10/19/2024 — Nobel Peace Prize winner Oleksandra Matviichuk wants to ‘restart’ the international peace system

From: Atlantic Council By Katherine Walla

“People in Ukraine want peace, but peace doesn’t come when a country which was invaded [stops] fighting,” said human rights activist Oleksandra Matviichuk. “That’s not peace. That’s occupation.” 

At an Atlantic Council Front Page event on Tuesday, Matviichuk—winner of the 2022 Nobel Peace Prize and head of the Center for Civil Liberties in Ukraine—detailed what countries endure under Russian occupation, based on what Ukraine has faced: “torture, rape and forced disappearances, denial of your identity, forcible adoption of your own children, filtration camps, and mass graves,” she said.  

Matviichuk, as a coordinator of Euromaidan SOS, has joined activists and organizations across Ukraine in documenting Russian war crimes taking place during the war. She said the group has documented over eighty thousand thus far. “But that’s just the tip of the iceberg,” she said. 

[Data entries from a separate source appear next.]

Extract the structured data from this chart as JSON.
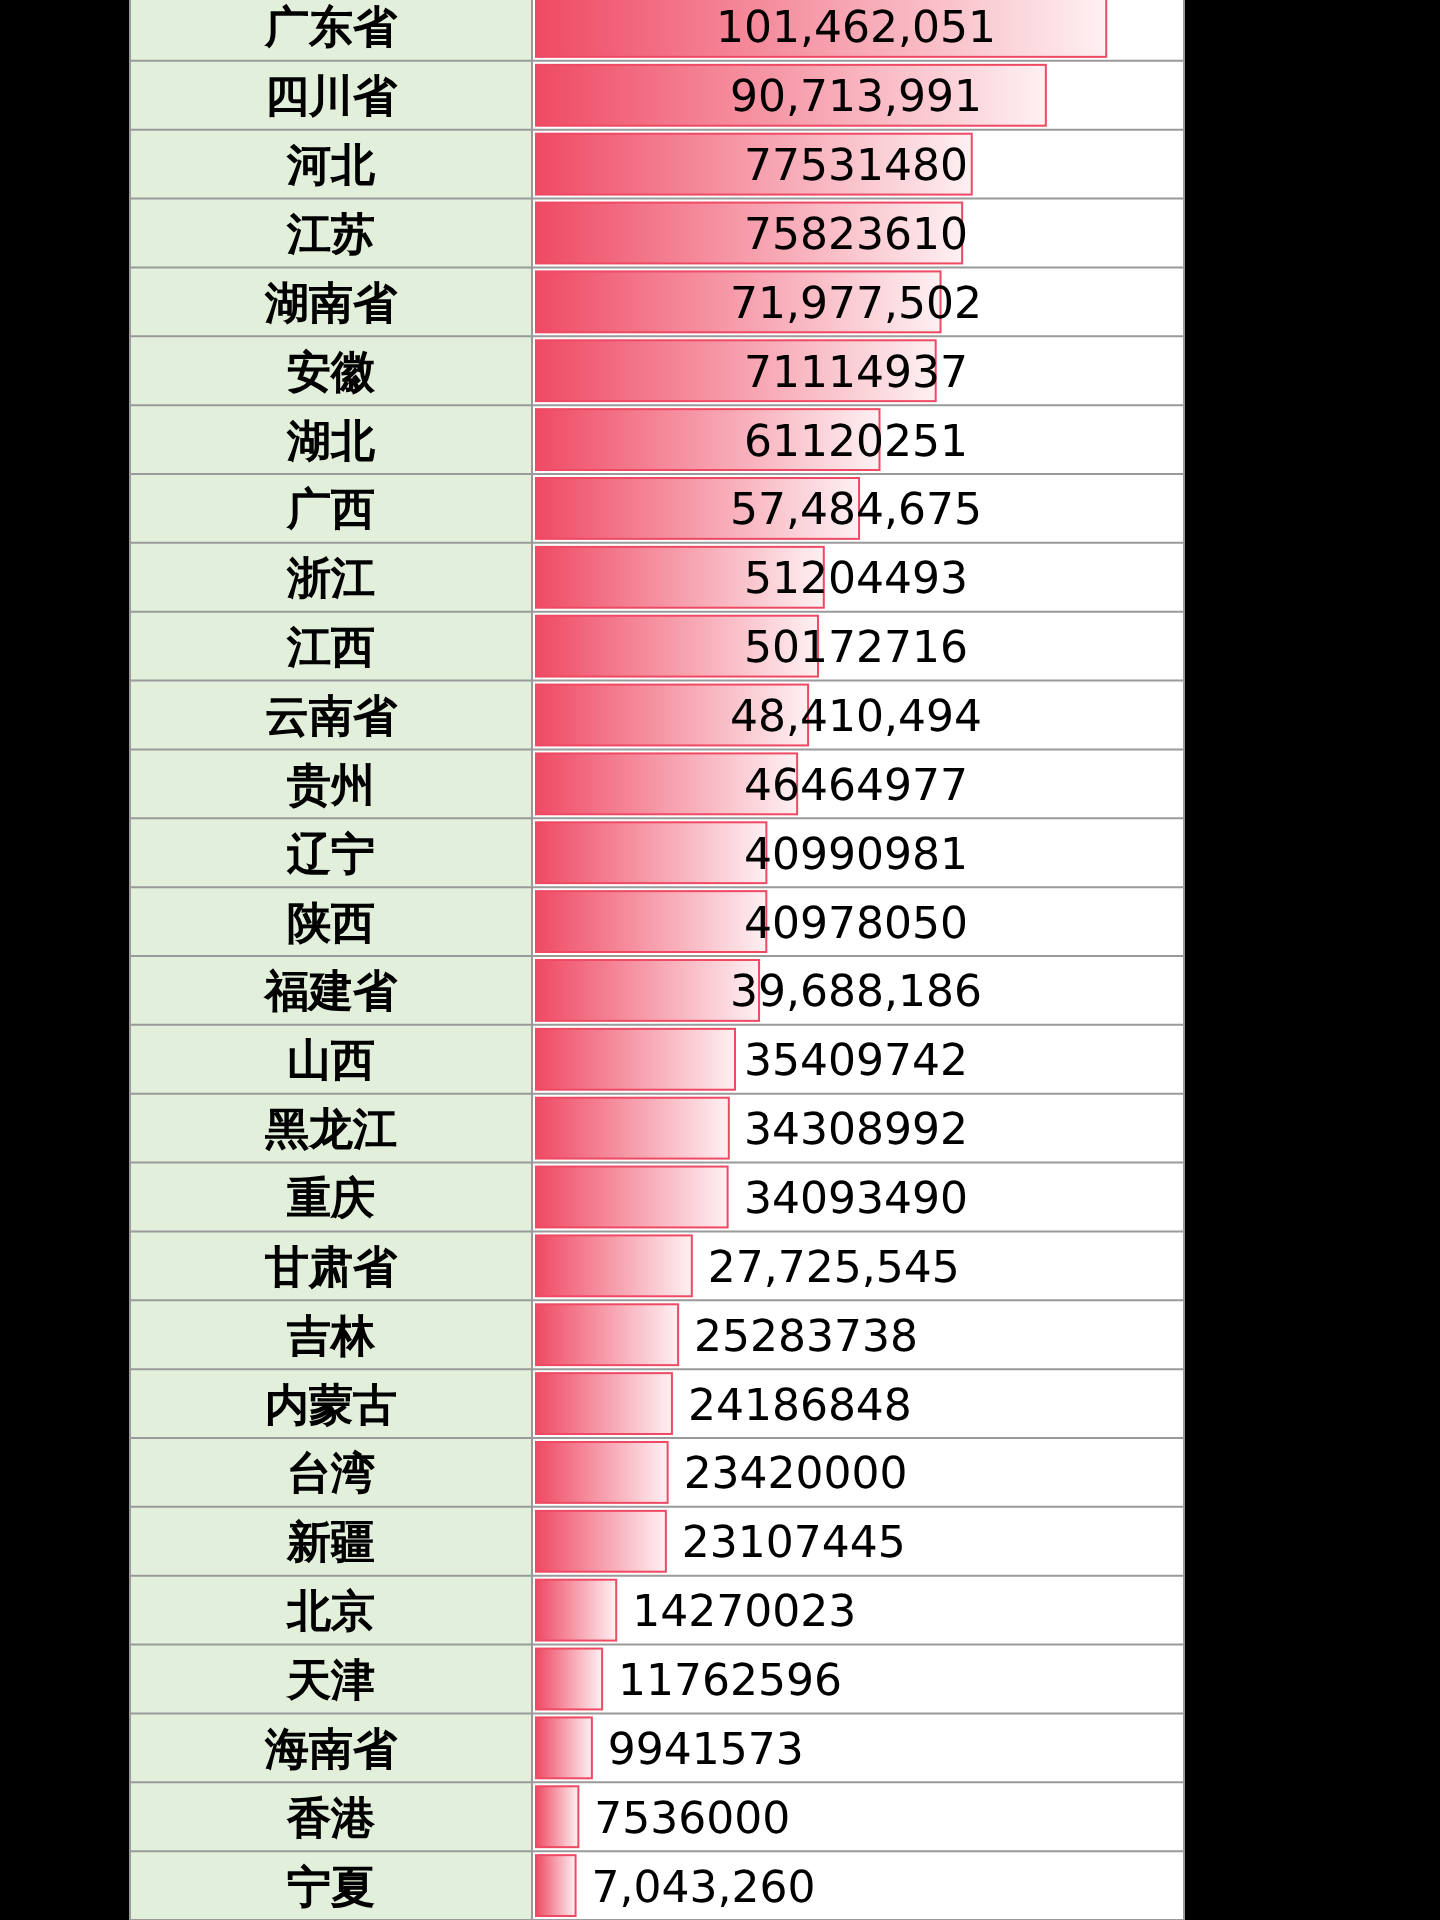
{
  "chart_data": {
    "type": "bar",
    "orientation": "horizontal",
    "color": "#ef4a64",
    "categories": [
      "广东省",
      "四川省",
      "河北",
      "江苏",
      "湖南省",
      "安徽",
      "湖北",
      "广西",
      "浙江",
      "江西",
      "云南省",
      "贵州",
      "辽宁",
      "陕西",
      "福建省",
      "山西",
      "黑龙江",
      "重庆",
      "甘肃省",
      "吉林",
      "内蒙古",
      "台湾",
      "新疆",
      "北京",
      "天津",
      "海南省",
      "香港",
      "宁夏"
    ],
    "values": [
      101462051,
      90713991,
      77531480,
      75823610,
      71977502,
      71114937,
      61120251,
      57484675,
      51204493,
      50172716,
      48410494,
      46464977,
      40990981,
      40978050,
      39688186,
      35409742,
      34308992,
      34093490,
      27725545,
      25283738,
      24186848,
      23420000,
      23107445,
      14270023,
      11762596,
      9941573,
      7536000,
      7043260
    ],
    "value_labels": [
      "101,462,051",
      "90,713,991",
      "77531480",
      "75823610",
      "71,977,502",
      "71114937",
      "61120251",
      "57,484,675",
      "51204493",
      "50172716",
      "48,410,494",
      "46464977",
      "40990981",
      "40978050",
      "39,688,186",
      "35409742",
      "34308992",
      "34093490",
      "27,725,545",
      "25283738",
      "24186848",
      "23420000",
      "23107445",
      "14270023",
      "11762596",
      "9941573",
      "7536000",
      "7,043,260"
    ]
  }
}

“There is no legitimate reason in doing such things; there is also no military necessity in it,” she added. “Russians have done these horrible things only because they could.” 

Below are more highlights from the conversation, moderated by NBC News Congressional Correspondent Julie Tsirkin. 

A new precedent

  • “Ukraine is just a tool” for Russian President Vladimir Putin to “break the world order” and to “change the rules of the game by force,” Matviichuk argued. She explained that through the war in Ukraine, Putin is trying to convince the world that human rights and freedom can’t “protect anyone” from war—and thus are “fake values.”  
  • If he succeeds, she added, “it will encourage other authoritarian leaders . . . to do the same.” She pointed out how Ukraine is being hit by Iranian drones, how China has supportedRussia’s defense industry, and how North Korea reportedly has sent both munitions and personnel to Russia. 
  • That authoritarian alliance, coupled with Russia’s “total impunity” on the world stage—after having committed crimes from Ukraine to Mali to Syria and beyond without punishment—has global consequences, Matviichuk argued. The world order is “collapsing before our eyes,” and the international peace system is outdated, she warned. “We have to restart this system.” 
  • Ukraine, she argued, could set a precedent similar to the post-World War II Nuremberg trials. “We have to establish a special tribunal on aggression now and hold Putin, [Belarusian dictator Alyaksandr Lukashenka], and other criminals accountable, and this precedent will be used for other parts of the globe in the future.” 
  • On whether the United Nations or the International Criminal Court will offer the avenues to hold Putin accountable, Matviichuk said, “I have hope, but hope is not a strategy. We need a strategy, and we need decisive action.” 

“Extraordinary” powered by “ordinary” 

  • Matviichuk commended the work of “ordinary people” in Ukraine who are doing “extraordinary things,” surviving under artillery fire, conducting rescues, and providing humanitarian aid. In other countries, “ordinary people” are hosting refugees and urging their governments to provide Ukraine with weapons, she added.